The pprocess module was a convenient way to implement multiprocessing for aegean but it is no longer being developed. The current AegeanTools has internalised a version of pprocess that was updated to work with python3, however this module cannot be supported long-term.

pprocess should be replaced by appropriate use of the multiprocessing module.

PaulHancock commented 2 years ago

Testing on my local machine reveals that using --cores=1 is the fastest way to find sources in an image. My resource monitor shows that I have 1 instance of aegean running and that it is using 100% of all 8 cores. On a test image of 3k x 3k pixels, with 1297 islands, and 1376 components:

Using scalene with --cores=1 I can see that 90% of the execution time is 'native' with the other 10% being 'python'. According to the documentation, this means that 90% of the time is spent in c/c++ libraries, which I assume are numpy/scipy.
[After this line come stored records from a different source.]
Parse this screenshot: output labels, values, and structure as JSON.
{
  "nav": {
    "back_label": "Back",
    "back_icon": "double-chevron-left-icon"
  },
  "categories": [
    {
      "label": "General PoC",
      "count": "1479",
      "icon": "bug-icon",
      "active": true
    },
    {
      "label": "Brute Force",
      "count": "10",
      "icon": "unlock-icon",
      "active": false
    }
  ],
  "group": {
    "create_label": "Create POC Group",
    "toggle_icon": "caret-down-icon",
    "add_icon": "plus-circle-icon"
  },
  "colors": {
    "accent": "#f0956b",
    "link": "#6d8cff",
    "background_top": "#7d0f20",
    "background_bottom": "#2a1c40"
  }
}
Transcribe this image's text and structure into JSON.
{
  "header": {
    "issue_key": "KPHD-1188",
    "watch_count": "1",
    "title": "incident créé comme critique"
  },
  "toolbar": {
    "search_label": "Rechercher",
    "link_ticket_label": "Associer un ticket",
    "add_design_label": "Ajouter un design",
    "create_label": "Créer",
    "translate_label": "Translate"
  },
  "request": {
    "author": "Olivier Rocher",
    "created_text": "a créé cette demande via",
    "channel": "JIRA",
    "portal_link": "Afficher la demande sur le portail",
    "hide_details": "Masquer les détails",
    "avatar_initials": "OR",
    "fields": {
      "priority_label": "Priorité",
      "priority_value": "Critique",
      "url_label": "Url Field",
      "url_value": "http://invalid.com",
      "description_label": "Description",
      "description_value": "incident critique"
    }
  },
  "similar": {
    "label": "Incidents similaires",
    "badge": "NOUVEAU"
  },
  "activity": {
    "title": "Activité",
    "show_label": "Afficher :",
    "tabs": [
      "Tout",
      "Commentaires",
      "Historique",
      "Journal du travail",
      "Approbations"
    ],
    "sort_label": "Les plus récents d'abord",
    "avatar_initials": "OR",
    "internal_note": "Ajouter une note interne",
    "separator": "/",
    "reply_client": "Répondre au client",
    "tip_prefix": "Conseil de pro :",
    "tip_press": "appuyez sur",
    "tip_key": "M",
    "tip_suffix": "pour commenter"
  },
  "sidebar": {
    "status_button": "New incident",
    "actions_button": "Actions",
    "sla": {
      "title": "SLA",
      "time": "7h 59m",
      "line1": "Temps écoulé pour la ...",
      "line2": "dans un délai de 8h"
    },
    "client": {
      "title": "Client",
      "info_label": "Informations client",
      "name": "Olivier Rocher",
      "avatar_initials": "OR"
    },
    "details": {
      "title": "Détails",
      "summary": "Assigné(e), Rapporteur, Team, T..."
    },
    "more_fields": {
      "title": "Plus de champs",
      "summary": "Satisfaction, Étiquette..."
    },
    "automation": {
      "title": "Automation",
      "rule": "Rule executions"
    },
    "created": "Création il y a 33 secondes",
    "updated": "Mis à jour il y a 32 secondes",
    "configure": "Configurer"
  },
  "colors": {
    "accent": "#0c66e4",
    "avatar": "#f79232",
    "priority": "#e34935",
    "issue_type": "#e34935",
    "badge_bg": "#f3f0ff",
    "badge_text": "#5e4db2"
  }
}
It seems that numpy/scipy have some parallelism built in. In fact, upon further reading, it may not be numpy/scipy explicitly doing this - some BLAS/LAPAC and MKL functions have the ability to natively use multiple cores. Since much of the work of aegean is fitting via lmfit which in turn uses scipy.optimize.minimize which in turn uses system libraries, my system is able to do the multiprocessing 'for free'.

So, long story short, removing pprocess may be as simple as just removing all the aegean multiprocessing, and using the single core version. The BANE multiprocessing still needs to be managed by me since the linear algebra libraries don't do much work here.